Die Aufgaben der Selbstverwaltungsorgane sind vielfältig: Sie legen unter anderem fest, welche Leistungen der Sozialversicherungsträger neben seinen gesetzlichen Pflichtaufgaben als sogenannte Satzungsleistungen zusätzlich erbringt. Bei den Krankenkassen beschließt der Verwaltungsrat zudem auf Vorschlag des Vorstandes über die Erhebung eines Zusatzbeitrages.

 

Obwohl Millionen Versicherte, Rentner und Arbeitgeber aufgerufen sind, die Selbstverwaltungsorgane zu wählen, ist diese bedeutende Wahl leider immer noch nicht fest im öffentlichen Bewusstsein verankert. Kaum bekannt ist zum Beispiel, dass die Vertreterversammlung der Deutschen Rentenversicherung Bund den zweitgrößten öffentlichen Haushalt in der Bundesrepublik Deutschland beschließt. Die Vertreterversammlungen der Renten- und Unfallversicherungsträger und die Verwaltungsräte der gesetzlichen Krankenkassen werden nicht ganz zu Unrecht auch als „Parlamente“ bezeichnet, was ihrer Bedeutung durchaus gerecht wird.

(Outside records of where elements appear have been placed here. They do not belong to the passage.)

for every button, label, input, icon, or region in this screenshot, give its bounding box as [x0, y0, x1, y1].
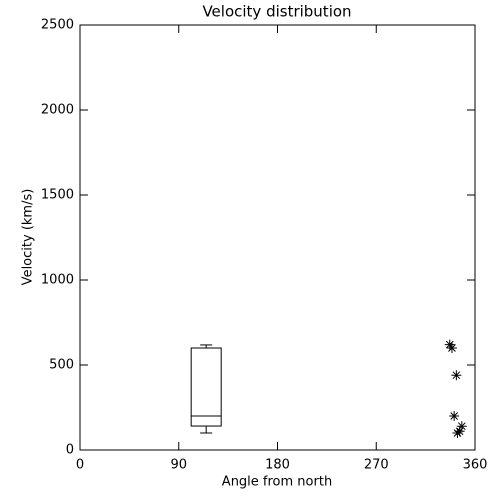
outlier: [451, 370, 462, 381]
y-tick-label: 500: [49, 358, 74, 373]
chart-title: Velocity distribution: [202, 3, 351, 21]
x-tick-label: 180: [265, 458, 290, 473]
outlier: [452, 428, 463, 438]
x-axis-label: Angle from north: [222, 475, 332, 490]
y-tick-label: 0: [66, 443, 74, 458]
outlier: [456, 421, 467, 432]
y-axis-label: Velocity (km/s): [21, 189, 36, 286]
x-tick-label: 0: [76, 458, 84, 473]
y-tick-label: 1000: [41, 273, 74, 288]
outlier: [446, 343, 457, 353]
outlier: [444, 339, 455, 350]
y-tick-label: 2500: [41, 18, 74, 33]
outlier: [449, 411, 460, 421]
x-tick-label: 360: [463, 458, 488, 473]
x-tick-label: 90: [170, 458, 187, 473]
x-tick-label: 270: [364, 458, 389, 473]
y-tick-label: 1500: [41, 188, 74, 203]
y-tick-label: 2000: [41, 103, 74, 118]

Sozialwahlen sind wichtig!

Der dbb engagiert sich bei den Sozialwahlen, damit die Interessen der Versicherten und Rentner, die sich unter dem Dach des dbb gut vertreten wissen, auch in den Selbstverwaltungsorganen der Sozialversicherungsträger mit Nachdruck vertreten werden.

 

Für die Sozialwahlen im Jahr 2017 wurden Rita Pawelski (CDU) zur neuen Bundeswahlbeauftragten und Klaus Wiesehügel (SPD) zu ihrem Stellvertreter ernannt. Beide traten ihr Amt am 1. Oktober 2015 an. Neben der Verantwortung für die gesamte Organisation der Sozialwahlen setzt sich die Bundeswahlbeauftragte für die Umsetzung der Ziele aus dem aktuellen Koalitionsvertrag von CDU, CSU und SPD ein: die Modernisierung der Sozialwahlen, die Stärkung der Selbstverwaltung, die Erhöhung der Frauenquote in den Selbstverwaltungsgremien und eine transparente Gestaltung der Arbeit der Selbstverwaltung. Die Selbstverwaltung lebt von demokratischer Partizipation – so bleibt die Erhöhung des Anteiles der Urwahlen ein weiteres Ziel.

Die Sozialwahl konkret

Die Sozialwahl ist eine Listenwahl und keine Personenwahl. Für die Sozialwahl werden Vorschlagslisten von der Arbeitnehmer- und der Arbeitgeberseite eingereicht. Beide Gruppen wählen ihre Vertreter getrennt. Zur Wahl stellen sich Gewerkschaften und andere selbstständige Arbeitnehmervereinigungen und Arbeitgeberorganisationen mit sozialpolitischer Zielsetzung und deren Verbände. Aber auch Versicherte, die nicht Mitglied in einer solchen Organisation sind, können auf freien Listen antreten.

 

Alle Versicherten und Rentner der DRV Bund sind zur Wahl der Listen der Versichertenseite berechtigt. Die Sozialwahl ist eine Briefwahl. Alle Wahlberechtigten bekommen rechtzeitig Stimmzettel, Erläuterungen und den roten Briefumschlag für die Stimmabgabe. Blinde und Sehbehinderte erhalten zusätzliche Unterstützung. Die Ausgaben für die gesamte Wahlperiode liegen im Centbereich pro Wahlberechtigtem und die zur Wahl stehenden Organisationen erhalten keine Wahlkampfkostenerstattung. Die Durchführung der Sozialwahl ist ein gesetzlicher Auftrag und ergibt sich aus den §§ 43 ff. des Vierten Buches Sozialgesetzbuch (SGB IV).